Singapore’s UOB expects ‘some upside’ to interest income after Fed rate hike
Singapore’s United Overseas Bank is expecting “some upside” in interest income in the next quarter, after the U.S. Federal Reserve announced a fresh rate hike overnight.
UOB’s core net profit jumped 35% to 1.5 billion Singapore dollars ($1.13 billion) in the second quarter from a year ago. Its net interest income for the quarter grew 31% from a year ago — boosted by robust net interest margin that expanded 50 basis points to 2.13% on higher interest rates, the Singapore-based lender said in a statement released early Thursday.
Net interest margin, a measure of lending profitability for banks, is the difference between interest earned and interest paid.
“We are hopeful that [net interest margins] will stay for the following quarter, with some upside biasness following this morning’s announcement by the Fed,” UOB chief financial officer Lee Wai Fai told CNBC’s JP Ong on “Street Signs Asia” in an exclusive interview Thursday.
Overnight on Wall Street, the Fed raised interest rates by 25 basis points, taking its benchmark borrowing costs to a target range of 5.25%-5.5% — the highest level in more than 22 years.
Financial markets had completely priced in the widely anticipated move. The midpoint of that target range would be the highest level for the benchmark rate since early 2001.

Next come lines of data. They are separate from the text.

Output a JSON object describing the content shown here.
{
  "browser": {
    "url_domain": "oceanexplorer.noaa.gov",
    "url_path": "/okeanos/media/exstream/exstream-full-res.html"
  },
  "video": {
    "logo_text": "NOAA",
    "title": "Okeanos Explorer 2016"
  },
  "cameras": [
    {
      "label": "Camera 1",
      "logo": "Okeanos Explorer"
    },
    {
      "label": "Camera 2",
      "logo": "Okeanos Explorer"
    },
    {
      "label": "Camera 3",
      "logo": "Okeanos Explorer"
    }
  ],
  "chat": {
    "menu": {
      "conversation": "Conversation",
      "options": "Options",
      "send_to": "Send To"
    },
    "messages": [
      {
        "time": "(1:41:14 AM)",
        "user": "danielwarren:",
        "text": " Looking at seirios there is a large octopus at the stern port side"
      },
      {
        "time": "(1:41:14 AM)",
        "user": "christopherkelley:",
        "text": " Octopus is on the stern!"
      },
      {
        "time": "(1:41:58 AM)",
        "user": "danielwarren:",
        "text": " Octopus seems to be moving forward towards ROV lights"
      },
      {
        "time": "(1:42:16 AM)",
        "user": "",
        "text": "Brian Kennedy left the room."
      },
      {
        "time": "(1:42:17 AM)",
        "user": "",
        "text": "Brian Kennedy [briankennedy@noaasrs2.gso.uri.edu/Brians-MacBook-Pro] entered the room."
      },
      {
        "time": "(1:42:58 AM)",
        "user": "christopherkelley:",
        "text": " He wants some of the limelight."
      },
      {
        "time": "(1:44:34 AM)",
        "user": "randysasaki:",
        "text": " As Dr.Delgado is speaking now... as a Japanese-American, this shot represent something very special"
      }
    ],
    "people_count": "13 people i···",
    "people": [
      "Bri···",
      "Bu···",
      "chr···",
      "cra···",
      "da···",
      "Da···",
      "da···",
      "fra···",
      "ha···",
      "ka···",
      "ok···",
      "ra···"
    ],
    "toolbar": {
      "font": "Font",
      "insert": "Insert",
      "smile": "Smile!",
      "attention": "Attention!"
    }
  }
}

Shares of UOB, one of Singapore’s largest lenders, rose 0.7% to a three-month high on Thursday.
The stock was broadly in line with the benchmark Straits Times Index in Singapore, and slightly below the 1% gain for the MSCI Asia ex-Japan.
“We think that loans will be repriced and that we will be able to manage our cost of funding a lot stronger mainly because of the flight to quality for the Singapore depositors,” Lee said.
Southeast Asia’s third-largest lender said its loan-related and wealth management fees eased as investor sentiments remained subdued. These declines were partly offset by an increase in card fees, the bank added.
On Thursday, UOB lowered its guidance for fee income guidance to a high single digit growth, from a double-digit growth projection at its first quarter earnings announcement.
The United Overseas Bank logo is displayed atop UOB Plaza One in the central business district on February 23, 2021 in Singapore.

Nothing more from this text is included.